Posada launched Boom!, his Latin rock magazine, to celebrate Soda’s 1996 show, the group’s last in Miami, at the 4,700-seat James L. Knight Center. It’s a measure of the excitement over the reunion, and the growth of the genre Soda helped inspire, that they’re now playing two nights at an arena more than twice the size.

”They’re selling more tickets now than when they were at the top of their game,” says veteran rock-concert producer Phil Rodriguez who, as head of Water Brother Productions, is producing the Miami show.

Still, by the time the band split up ”we couldn’t stand each other,” Alberti says. “We were exhausted. It’s like any relationship when you start really young and spend a lot of years together. Not everyone grows the same way, and it’s hard to control your emotions.”

But the animosity softened over the years. Cerati, Bosio and Alberti began running into each other, then inviting each other to birthdays and concerts. Alberti says that by the time they got the reunion-tour offer, their interest in playing together again was the chief reason they said yes.

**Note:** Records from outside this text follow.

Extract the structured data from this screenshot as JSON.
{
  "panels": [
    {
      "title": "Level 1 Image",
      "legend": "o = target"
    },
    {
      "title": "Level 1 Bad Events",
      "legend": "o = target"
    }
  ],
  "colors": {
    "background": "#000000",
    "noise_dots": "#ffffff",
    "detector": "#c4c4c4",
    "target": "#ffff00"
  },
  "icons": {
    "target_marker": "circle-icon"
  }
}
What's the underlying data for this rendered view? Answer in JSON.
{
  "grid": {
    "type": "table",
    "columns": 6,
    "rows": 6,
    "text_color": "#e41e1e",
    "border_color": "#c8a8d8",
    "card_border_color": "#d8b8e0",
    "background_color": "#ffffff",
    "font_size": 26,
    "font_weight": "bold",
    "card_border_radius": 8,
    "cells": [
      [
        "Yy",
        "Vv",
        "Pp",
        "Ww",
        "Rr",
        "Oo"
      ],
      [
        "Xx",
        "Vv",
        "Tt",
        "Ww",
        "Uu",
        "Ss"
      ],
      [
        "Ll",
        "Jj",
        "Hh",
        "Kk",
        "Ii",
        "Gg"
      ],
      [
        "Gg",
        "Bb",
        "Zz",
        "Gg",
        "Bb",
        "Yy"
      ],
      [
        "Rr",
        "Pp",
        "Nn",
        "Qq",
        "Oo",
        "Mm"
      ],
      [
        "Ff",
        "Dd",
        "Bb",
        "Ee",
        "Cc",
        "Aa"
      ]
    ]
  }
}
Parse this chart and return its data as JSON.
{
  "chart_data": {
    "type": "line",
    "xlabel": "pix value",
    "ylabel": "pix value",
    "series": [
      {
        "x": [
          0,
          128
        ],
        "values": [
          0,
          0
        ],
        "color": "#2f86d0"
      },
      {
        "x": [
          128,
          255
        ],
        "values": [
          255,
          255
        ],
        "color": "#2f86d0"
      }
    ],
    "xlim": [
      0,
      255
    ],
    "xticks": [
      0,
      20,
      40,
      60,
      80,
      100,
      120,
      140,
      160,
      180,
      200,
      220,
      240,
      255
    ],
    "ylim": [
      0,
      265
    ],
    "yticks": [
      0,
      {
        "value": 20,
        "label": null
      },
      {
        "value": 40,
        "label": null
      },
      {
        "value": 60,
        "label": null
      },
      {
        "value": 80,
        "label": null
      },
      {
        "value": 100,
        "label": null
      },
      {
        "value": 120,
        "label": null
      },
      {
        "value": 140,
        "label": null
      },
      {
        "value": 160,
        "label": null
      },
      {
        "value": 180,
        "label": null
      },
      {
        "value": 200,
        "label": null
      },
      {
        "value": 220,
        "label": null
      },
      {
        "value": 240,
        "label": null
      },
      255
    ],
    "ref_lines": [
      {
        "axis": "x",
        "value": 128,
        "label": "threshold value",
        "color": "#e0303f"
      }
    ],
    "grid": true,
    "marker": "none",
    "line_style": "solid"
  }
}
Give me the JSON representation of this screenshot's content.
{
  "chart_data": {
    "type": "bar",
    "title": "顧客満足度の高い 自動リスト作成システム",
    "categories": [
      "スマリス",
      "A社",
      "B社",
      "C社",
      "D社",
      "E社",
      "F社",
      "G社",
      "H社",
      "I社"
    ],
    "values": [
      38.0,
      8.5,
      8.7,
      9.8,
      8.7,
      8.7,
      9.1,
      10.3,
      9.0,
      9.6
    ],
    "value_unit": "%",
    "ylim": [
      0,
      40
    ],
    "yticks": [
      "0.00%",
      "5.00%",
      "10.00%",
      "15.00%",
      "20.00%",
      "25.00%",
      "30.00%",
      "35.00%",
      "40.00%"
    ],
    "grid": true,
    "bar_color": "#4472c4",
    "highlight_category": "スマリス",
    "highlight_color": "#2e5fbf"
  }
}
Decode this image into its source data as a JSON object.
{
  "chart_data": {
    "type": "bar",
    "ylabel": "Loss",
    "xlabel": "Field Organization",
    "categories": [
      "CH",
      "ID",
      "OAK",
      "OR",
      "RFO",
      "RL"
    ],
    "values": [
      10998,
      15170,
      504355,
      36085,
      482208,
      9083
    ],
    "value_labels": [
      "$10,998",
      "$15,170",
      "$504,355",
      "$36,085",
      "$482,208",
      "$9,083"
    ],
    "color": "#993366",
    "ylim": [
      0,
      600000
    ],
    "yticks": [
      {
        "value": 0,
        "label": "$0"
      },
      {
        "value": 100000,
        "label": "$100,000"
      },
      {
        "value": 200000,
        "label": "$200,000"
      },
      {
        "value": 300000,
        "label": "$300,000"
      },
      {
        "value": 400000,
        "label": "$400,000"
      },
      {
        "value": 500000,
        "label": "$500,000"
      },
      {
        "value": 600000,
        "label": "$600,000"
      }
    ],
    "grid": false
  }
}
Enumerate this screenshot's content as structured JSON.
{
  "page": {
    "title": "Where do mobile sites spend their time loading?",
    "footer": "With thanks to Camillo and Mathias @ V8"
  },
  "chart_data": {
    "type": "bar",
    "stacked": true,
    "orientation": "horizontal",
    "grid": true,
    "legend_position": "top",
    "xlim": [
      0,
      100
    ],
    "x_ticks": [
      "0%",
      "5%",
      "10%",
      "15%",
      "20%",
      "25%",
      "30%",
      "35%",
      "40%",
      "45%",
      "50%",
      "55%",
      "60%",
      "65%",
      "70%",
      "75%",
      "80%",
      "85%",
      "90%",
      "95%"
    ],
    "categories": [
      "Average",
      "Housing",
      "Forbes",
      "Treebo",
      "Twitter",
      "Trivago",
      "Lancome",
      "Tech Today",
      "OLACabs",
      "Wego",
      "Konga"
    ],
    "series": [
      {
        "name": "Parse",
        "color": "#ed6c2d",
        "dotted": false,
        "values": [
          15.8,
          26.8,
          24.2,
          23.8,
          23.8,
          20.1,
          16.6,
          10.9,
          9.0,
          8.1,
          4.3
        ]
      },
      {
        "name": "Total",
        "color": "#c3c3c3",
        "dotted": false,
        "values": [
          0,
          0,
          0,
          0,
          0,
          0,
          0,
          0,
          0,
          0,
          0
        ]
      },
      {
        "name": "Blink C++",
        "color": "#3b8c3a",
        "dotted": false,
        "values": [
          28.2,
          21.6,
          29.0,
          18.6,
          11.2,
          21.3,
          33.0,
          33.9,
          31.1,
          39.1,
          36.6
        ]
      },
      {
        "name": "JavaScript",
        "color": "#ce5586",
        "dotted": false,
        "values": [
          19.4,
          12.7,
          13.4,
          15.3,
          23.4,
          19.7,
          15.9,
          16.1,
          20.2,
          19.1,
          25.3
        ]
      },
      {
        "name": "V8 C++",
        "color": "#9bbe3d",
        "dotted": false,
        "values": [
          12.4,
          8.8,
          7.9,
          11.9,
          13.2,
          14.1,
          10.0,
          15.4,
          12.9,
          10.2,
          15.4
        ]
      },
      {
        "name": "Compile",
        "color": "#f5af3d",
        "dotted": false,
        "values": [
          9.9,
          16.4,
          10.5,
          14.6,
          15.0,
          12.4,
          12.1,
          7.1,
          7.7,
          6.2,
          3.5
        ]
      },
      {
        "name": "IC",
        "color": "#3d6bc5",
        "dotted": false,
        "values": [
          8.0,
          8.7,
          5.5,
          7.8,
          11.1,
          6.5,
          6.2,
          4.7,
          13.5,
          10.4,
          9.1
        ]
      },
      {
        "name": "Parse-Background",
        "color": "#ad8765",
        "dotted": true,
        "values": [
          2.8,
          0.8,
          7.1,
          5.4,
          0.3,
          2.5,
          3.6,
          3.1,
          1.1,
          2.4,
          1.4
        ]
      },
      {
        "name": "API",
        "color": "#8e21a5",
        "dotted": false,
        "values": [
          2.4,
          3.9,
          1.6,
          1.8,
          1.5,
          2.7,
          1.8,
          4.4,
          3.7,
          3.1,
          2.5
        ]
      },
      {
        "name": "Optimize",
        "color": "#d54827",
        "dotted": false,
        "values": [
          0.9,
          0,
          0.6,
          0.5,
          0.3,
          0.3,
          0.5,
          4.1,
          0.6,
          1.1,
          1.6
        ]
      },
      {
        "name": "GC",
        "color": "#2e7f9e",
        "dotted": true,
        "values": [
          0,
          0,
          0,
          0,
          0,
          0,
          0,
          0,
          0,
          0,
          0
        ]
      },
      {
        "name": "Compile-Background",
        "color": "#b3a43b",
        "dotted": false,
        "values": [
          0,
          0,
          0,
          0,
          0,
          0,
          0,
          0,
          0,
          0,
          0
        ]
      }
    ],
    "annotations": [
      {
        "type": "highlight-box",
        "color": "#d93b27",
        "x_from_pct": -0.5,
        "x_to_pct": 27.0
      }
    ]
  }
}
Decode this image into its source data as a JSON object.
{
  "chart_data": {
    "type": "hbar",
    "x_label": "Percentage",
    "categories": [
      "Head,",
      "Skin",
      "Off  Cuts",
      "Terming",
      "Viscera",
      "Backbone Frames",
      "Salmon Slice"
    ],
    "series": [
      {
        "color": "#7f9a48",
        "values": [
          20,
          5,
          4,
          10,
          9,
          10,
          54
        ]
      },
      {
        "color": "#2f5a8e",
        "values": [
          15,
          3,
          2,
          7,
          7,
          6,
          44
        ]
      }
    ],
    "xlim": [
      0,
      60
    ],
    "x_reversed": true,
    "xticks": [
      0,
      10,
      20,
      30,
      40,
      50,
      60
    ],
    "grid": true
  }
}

”It’s much better now than in the last few years we were together,” Cerati says. “There’s just a ton of emotions. The first thing is to enjoy ourselves and put the differences aside. But I think what’s happening now is really good.”

Better than good. Cerati and his compañeros, all in their late 40s, are having the time of their lives. ”For me the success of the show is because we’re still playing as if we’d never split up,” he says. “I feel very young. It seems like the difference between being 23, 24 — which is how old I was when I started with Soda — is that now I can enjoy it better. I’m still as intense, but the maturity of years makes me able to see the big picture better.”

That picture now includes fans as young as Cerati was when he started. Pzevoznik says that at Soda’s River Plate concert he saw lots of teens and twenty-somethings singing along with hits from the ’90s as enthusiastically as older fans — sometimes their parents — sang the songs from the ’80s.

”I think the attitude of musicians now is to go for something safe, and this makes everything very predictable,” Bosio says. “We were used to taking more risks, and this surprises people.”

The ultimate surprise would be if this tour yields a more permanent reunion. But no one is rushing things.

”We’ve only had time to remember the songs and put them in context,” Cerati says. “It’s really nice to get back, to have those feelings. But also there’s a door left open for these relationships in the future.”